La teoría del amor de Ficino no entra en esta esfera de ideas, por cuanto concibe el proceso del
amor como fenómeno por entero recíproco. La tendencia hacia Dios que hay en el hombre —y que
se representa en Eros— no sería posible si en Dios no existiera la tendencia inversa, es decir, hacia
el hombre. He aquí el pensamiento capital de la mística cristiana, que cobra vida en Ficino y que da
a su neoplatonismo un nuevo cuño. Dios, el ser absolutamente objetivo, está asimismo prisionero
de la subjetividad y a ella ligado como correlación, como necesaria contraposición, así como por
otra parte la subjetividad toda está referida y dirigida a Él. De esta suerte el mismo amor no puede
realizarse sino en esta doble forma: es tanto el impulso de lo superior hacia lo inferior, de lo
inteligible hacia lo sensible, como la nostalgia de lo inferior que tiende a lo superior. Y así como
Dios se vuelve al mundo en un acto libre de amor, así como en virtud de un acto libre de su gracia
redime al hombre y al mundo, todas las inteligencias puras, de acuerdo con la naturaleza de su
esencia, tienen una doble dirección de su tendencia. “Es propio de los espíritus celestes el que
mientras contemplan lo superior no dejan de mirar y cuidar el mundo inferior. Esta misma es la
peculiaridad de nuestra alma, que no atiende sólo a su propio cuerpo, sino también a todos los de
las cosas terrestres y aun a la tierra misma, para cultivarla y para hacerla prosperar.” Ese cultivo,
esa cultura de lo sensible, constituye el momento fundamental y la misión capital de lo espiritual
en sí. La doctrina del amor ilumina con nueva luz el problema de la teodicea, en el que también el
neoplatonismo se había debatido permanentemente. Ahora sólo es posible una teodicea en un
sentido riguroso, pues la materia ya no constituye una mera oposición a la forma y por lo tanto no
puede ser concebida como el mal absoluto; antes bien, se ve en la materia aquello a lo que se
refiere toda actividad de la forma y aquello en que tal actividad se realiza.

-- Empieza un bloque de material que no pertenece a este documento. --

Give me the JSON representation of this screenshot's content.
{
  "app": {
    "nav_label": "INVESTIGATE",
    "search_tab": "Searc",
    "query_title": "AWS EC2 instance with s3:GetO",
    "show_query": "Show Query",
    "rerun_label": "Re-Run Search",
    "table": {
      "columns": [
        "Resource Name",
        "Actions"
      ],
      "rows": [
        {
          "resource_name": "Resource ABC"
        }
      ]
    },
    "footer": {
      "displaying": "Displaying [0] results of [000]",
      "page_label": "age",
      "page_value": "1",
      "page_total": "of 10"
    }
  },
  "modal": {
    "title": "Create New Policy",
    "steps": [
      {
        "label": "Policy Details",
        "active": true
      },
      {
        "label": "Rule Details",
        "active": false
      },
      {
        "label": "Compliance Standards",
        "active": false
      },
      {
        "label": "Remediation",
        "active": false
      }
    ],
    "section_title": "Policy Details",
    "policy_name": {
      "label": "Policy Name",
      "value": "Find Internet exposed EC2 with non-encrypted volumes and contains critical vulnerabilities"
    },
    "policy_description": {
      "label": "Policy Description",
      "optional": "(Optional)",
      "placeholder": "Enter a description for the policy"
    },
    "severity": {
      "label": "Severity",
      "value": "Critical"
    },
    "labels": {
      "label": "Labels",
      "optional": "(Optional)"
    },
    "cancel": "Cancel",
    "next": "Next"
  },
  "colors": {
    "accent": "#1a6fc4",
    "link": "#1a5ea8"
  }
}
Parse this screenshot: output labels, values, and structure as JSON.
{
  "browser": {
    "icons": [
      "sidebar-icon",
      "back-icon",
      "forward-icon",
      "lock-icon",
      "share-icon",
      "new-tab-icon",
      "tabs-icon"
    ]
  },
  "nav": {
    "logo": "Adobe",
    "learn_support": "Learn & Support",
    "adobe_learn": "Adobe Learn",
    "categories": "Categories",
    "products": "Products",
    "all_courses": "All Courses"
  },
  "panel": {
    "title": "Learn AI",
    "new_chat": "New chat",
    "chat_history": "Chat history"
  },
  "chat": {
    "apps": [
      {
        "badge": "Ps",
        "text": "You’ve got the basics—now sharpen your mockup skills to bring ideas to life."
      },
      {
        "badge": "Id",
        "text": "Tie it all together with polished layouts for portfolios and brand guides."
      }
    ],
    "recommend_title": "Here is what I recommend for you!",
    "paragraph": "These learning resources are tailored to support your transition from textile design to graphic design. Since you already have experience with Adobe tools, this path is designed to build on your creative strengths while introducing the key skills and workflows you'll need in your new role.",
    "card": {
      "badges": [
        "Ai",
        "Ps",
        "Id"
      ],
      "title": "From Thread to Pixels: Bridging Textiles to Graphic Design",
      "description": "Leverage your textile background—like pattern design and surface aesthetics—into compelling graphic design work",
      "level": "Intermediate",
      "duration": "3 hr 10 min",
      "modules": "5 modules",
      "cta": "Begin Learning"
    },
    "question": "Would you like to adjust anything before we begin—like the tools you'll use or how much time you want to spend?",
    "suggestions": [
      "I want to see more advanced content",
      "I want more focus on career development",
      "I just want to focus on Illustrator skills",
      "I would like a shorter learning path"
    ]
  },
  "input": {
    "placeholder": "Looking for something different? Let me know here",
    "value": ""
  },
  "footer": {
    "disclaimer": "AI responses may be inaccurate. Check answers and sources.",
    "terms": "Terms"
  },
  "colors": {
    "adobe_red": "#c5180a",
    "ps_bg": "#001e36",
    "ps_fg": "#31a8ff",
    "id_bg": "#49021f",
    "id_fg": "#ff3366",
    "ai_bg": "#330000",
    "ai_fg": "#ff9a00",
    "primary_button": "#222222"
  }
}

Eros se convierte así en
un verdadero vínculo del mundo, pues salva la desigualdad de sus distintos elementos y dominios
al incluirlos dentro de su círculo; y al conciliar y suprimir las diferencias substanciales de los
elementos del ser, muestra que éstos no son sino sujetos y centros de una idéntica función
dinámica. Gracias al amor, el espíritu es capaz de descender al mundo sensible y corporal, y
también por el amor puede elevarse nuevamente hacia su propia esfera; en ninguno de los dos
movimientos, empero, interviene impulso extraño alguno, ninguna coerción fatal, pues el espíritu
sigue su propia y libre decisión. “Animus numquam cogitur aliunde, sed amore se mergit in corpus,
amore se mergit e corpore.” Muéstrase aquí un movimiento circular, un circuito espiritual, un
circuitus spiritualis que no necesita de ningún objeto exterior porque tiene su meta y su límite en sí
mismo, porque en él se encuentra tanto el principio del movimiento como el de la quietud.